X_train_basic_filter = X_train.copy()
X_test_basic_filter = X_test.copy()

### Remove correlated features

In [34]:
def correlation(dataset, threshold):
    col_corr = set()
    corr_matrix = dataset.corr()
    for i in range(len(corr_matrix.columns)):
        for j in range(i):
            if abs(corr_matrix.iloc[i, j]) > threshold:
                colname = corr_matrix.columns[i]
                col_corr.add(colname)
    return col_corr


corr_features = correlation(X_train, 0.8)
print('correlated features: ', len(set(corr_features)))

correlated features:  93


In [35]:
X_train.drop(labels=corr_features, axis=1, inplace=True)
X_test.drop(labels=corr_features, axis=1, inplace=True)

X_train.shape, X_test.shape

((35000, 112), (15000, 112))

In [36]:
# keep a copy

X_train_corr = X_train.copy()
X_test_corr = X_test.copy()

### Remove features using Lasso

In [37]:
scaler = StandardScaler()
scaler.fit(X_train)

StandardScaler()

In [38]:
# fit a Lasso and selet features

sel_ = SelectFromModel(
    LogisticRegression(C=0.5,
                       penalty='l1',
                       solver='liblinear',
                       random_state=10))

sel_.fit(scaler.transform(X_train), y_train)

# remove features with zero coefficient
# and parse again as dataframe

X_train_lasso = pd.DataFrame(sel_.transform(X_train))
X_test_lasso = pd.DataFrame(sel_.transform(X_test))

# add the columns name
X_train_lasso.columns = X_train.columns[(sel_.get_support())]
X_test_lasso.columns = X_train.columns[(sel_.get_support())]

In [39]:
X_train_lasso.shape, X_test_lasso.shape

((35000, 90), (15000, 90))

### Compare the performance of Logistic Regression with the different feature subsets

In [40]:
# a function to train logistic regression
# and compare performance in train and test set


def run_logistic(X_train, X_test, y_train, y_test):

    # with a scaler
    scaler = StandardScaler().fit(X_train)
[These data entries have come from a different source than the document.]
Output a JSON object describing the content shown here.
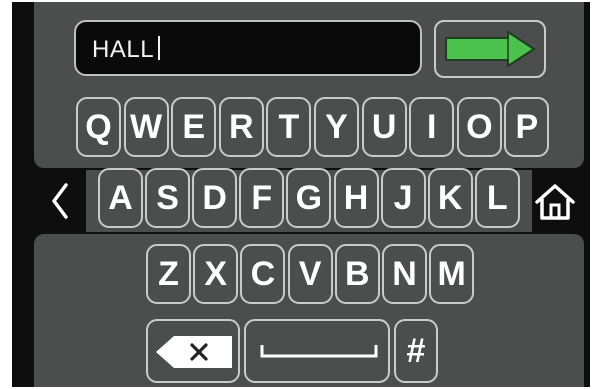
{
  "input": {
    "value": "HALL"
  },
  "icons": {
    "enter": "green-arrow-icon",
    "back": "chevron-left-icon",
    "home": "home-icon",
    "backspace": "backspace-icon",
    "space": "space-bar-icon"
  },
  "colors": {
    "accent_green": "#4cc14e",
    "panel": "#4b4e4d",
    "background": "#0e0e0e"
  },
  "keyboard": {
    "row1": [
      "Q",
      "W",
      "E",
      "R",
      "T",
      "Y",
      "U",
      "I",
      "O",
      "P"
    ],
    "row2": [
      "A",
      "S",
      "D",
      "F",
      "G",
      "H",
      "J",
      "K",
      "L"
    ],
    "row3": [
      "Z",
      "X",
      "C",
      "V",
      "B",
      "N",
      "M"
    ],
    "symbol_key": "#"
  }
}
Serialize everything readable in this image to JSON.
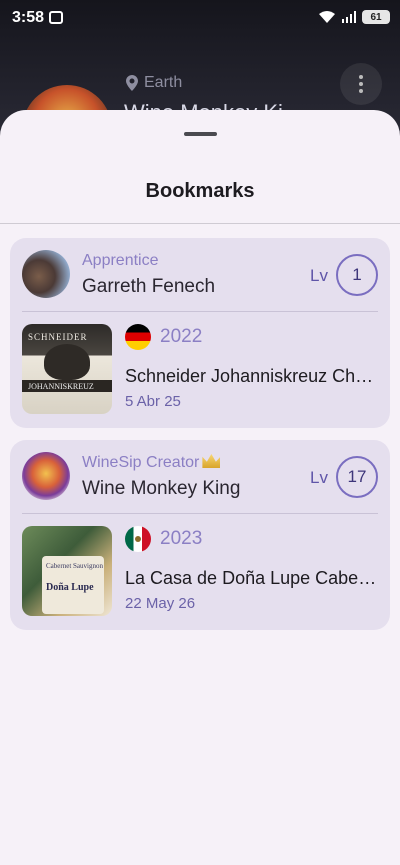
{
  "status_bar": {
    "time": "3:58",
    "battery": "61"
  },
  "background": {
    "location": "Earth",
    "name": "Wine Monkey Ki"
  },
  "sheet": {
    "title": "Bookmarks"
  },
  "bookmarks": [
    {
      "user": {
        "rank": "Apprentice",
        "name": "Garreth Fenech",
        "level_prefix": "Lv",
        "level": "1",
        "has_crown": false
      },
      "wine": {
        "flag": "germany-flag-icon",
        "vintage": "2022",
        "name": "Schneider Johanniskreuz Chardonnay",
        "date": "5 Abr 25",
        "label_top": "SCHNEIDER",
        "label_band": "JOHANNISKREUZ"
      }
    },
    {
      "user": {
        "rank": "WineSip Creator",
        "name": "Wine Monkey King",
        "level_prefix": "Lv",
        "level": "17",
        "has_crown": true
      },
      "wine": {
        "flag": "mexico-flag-icon",
        "vintage": "2023",
        "name": "La Casa de Doña Lupe Cabernet Sauvignon",
        "date": "22 May 26",
        "label_top": "Cabernet Sauvignon",
        "label_main": "Doña Lupe"
      }
    }
  ],
  "colors": {
    "sheet_bg": "#f6f1f8",
    "card_bg": "#e5dfee",
    "accent": "#8b7fc4"
  }
}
    logit = LogisticRegression(random_state=44, max_iter=500)
    logit.fit(scaler.transform(X_train), y_train)

    print('Train set')
    pred = logit.predict_proba(scaler.transform(X_train))
    print('Logistic Regression roc-auc: {}'.format(
        roc_auc_score(y_train, pred[:, 1])))

    print('Test set')
    pred = logit.predict_proba(scaler.transform(X_test))
    print('Logistic Regression roc-auc: {}'.format(
        roc_auc_score(y_test, pred[:, 1])))

In [41]:
# original

run_logistic(X_train_original,
             X_test_original,
             y_train,
             y_test)

Train set
Logistic Regression roc-auc: 0.8028231539003148
Test set
Logistic Regression roc-auc: 0.7951021699998021


In [42]:
# filter methods - basic

run_logistic(X_train_basic_filter,
             X_test_basic_filter,
             y_train,
             y_test)

Train set
Logistic Regression roc-auc: 0.8022690827841685
Test set
Logistic Regression roc-auc: 0.7947429430498685


In [43]:
# filter methods - correlation

run_logistic(X_train_corr,
             X_test_corr,
             y_train,
             y_test)

Train set
Logistic Regression roc-auc: 0.7942721085506477
Test set
Logistic Regression roc-auc: 0.7881807212232705


In [44]:
# embedded methods - Lasso

run_logistic(X_train_lasso,
             X_test_lasso,
             y_train,
             y_test)

Train set
Logistic Regression roc-auc: 0.7941667842460258
Test set
Logistic Regression roc-auc: 0.788234073998717


With these procedures we reduced the feature space quite a bit, without losing model performance dramatically.